On March 9, 1959, Barbie was introduced to the world at the American International Toy Fair in New York. She wore a black-and-white one piece and came in blonde or brunette. The “Teen-age Fashion Model” was wildly successful, selling about 350,000 during her first year. Ruth died in 2002 and Eliott in 2011 but, in 2019 at 60 years-old, Barbie is still very much alive.

Milking Machine

Milking machine safely and effectively milk cows. They vastly reduce the cost of milking a cow.

Background

Nobody likes milking cows by hand. It’s time consuming, laborious, and they poop.

Early attempts at something better involved inserting catheters that would let the milk slide out.
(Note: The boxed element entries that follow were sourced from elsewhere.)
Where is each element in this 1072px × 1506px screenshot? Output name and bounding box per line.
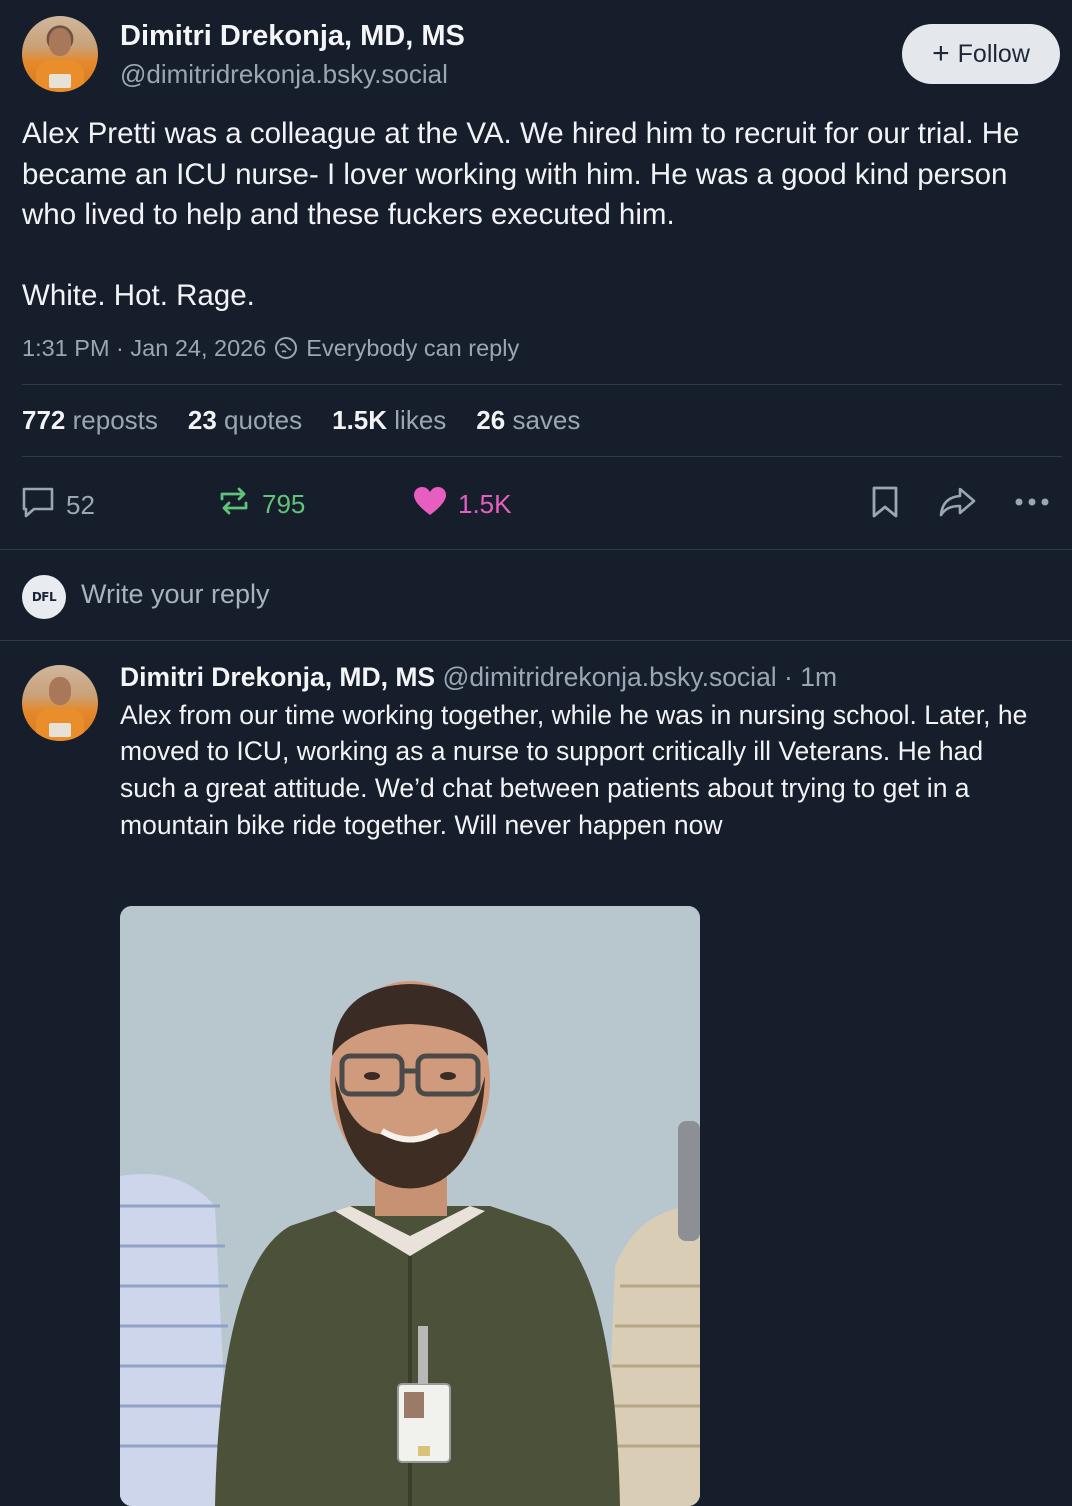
composer-avatar: DFL	[22, 574, 66, 619]
main-post: Dimitri Drekonja, MD, MS @dimitridrekonj…	[0, 0, 1072, 362]
reply-photo[interactable]	[120, 906, 700, 1506]
globe-icon	[274, 336, 298, 360]
likes-count: 1.5K	[332, 404, 388, 435]
post-stats: 772 reposts 23 quotes 1.5K likes 26 save…	[0, 385, 1072, 456]
reply-input[interactable]: Write your reply	[81, 579, 270, 610]
author-name[interactable]: Dimitri Drekonja, MD, MS	[120, 20, 465, 53]
post-time[interactable]: 1:31 PM · Jan 24, 2026	[22, 335, 266, 362]
reply-setting: Everybody can reply	[306, 334, 520, 361]
like-count: 1.5K	[458, 488, 512, 519]
avatar-face	[49, 676, 71, 705]
quotes-stat[interactable]: 23 quotes	[188, 405, 302, 436]
saves-stat[interactable]: 26 saves	[476, 405, 580, 436]
share-icon	[938, 485, 978, 526]
repost-count: 795	[262, 488, 306, 519]
avatar-bib	[49, 74, 71, 88]
follow-label: Follow	[957, 39, 1030, 68]
quotes-label: quotes	[224, 404, 303, 435]
reply-author-name[interactable]: Dimitri Drekonja, MD, MS	[120, 662, 435, 692]
reply-composer[interactable]: DFL Write your reply	[0, 548, 1072, 641]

However, if not used perfectly these hurt the animal. Catheters often infected cow udders. This caused the co-mingling of infected and good milk leading to sickness in people. American Agriculturist magazine, the trade journal way back when refused advertisements for milking catheters.

Eventually, suction-based machines, that work more like hands, came along. American Anna Baldwin patented an early suction-based milker that, while sub-optimal, was a substantive step on the way towards the modern milking machine. S.W. Lowe built on Baldwin’s machine, sucking from four teats at once.

Finally, L.O. Colvin, cited as “America’s most famous inventor of early milking machines” created a hand-cranked machine that mimicked hands, the modern milking machines.

Women Inventors

A brief digression: we study countless historic innovations, the ones we write about and many more we do not believe are eligible for inclusion. We have never seen so many innovation histories where the inventors use initials for their first name. Way back when milking cows was often a women’s job, milkmaids. We know that Anna Baldwin created and patented one early machine. However, we believe many of these other initials-only inventors were also women. Using initials hid the fact from patent applications, news articles, and men who purchase farm equipment. With this in mind, we refer to these inventors using feminine pronouns.

Colvin’s milk machine received favorable press and sold widely. She sold the English patent rights for $5,000. This was an enormous amount of money in 1860 when the average wage for a skilled laborer was $8/week.

Using iterative development, the modern milking machine came into being. Hand-cranks operated earlier one’s whereas later versions relied on electricity. However, they all operated with a similar mechanism.

At least one publication raises a good question about why it took 50 years from the earliest patents to a fully-functional machine when the grain harvester moved much faster. The answer, they speculate, is that cows are not wheat: they are living animals farmers refused to experiment upon.

Sit-Flat Paper Bags

Sure, sit-flat paper bags are not the condensing steam engine, the telegraph, pneumatic tools, or the dynamo generator but they represent something new: a woman entrepreneur.

After realizing the hassle of bags that would not stand Margaret Knight set out to create a machine for a bag with a flat bottom. She worked with three machinists.

The third machinist, Charles Anan, stole and patented the idea. Anan had asked to see what she was working on and outright ripped it off. During litigation the other machinists testified, Knight showed her notes, and Anan could not entirely explain his patent. Knight won and was awarded her patent in 1871.

She built a large bag business and spent her life making various other innovations, never marrying.

She worked hard: “At the age of seventy, [Knight] is working twenty hours a day on her 89th innovation,” reported the New York Times on Oct. 19, 1913. She died in 1914 with an estate worth $275.05.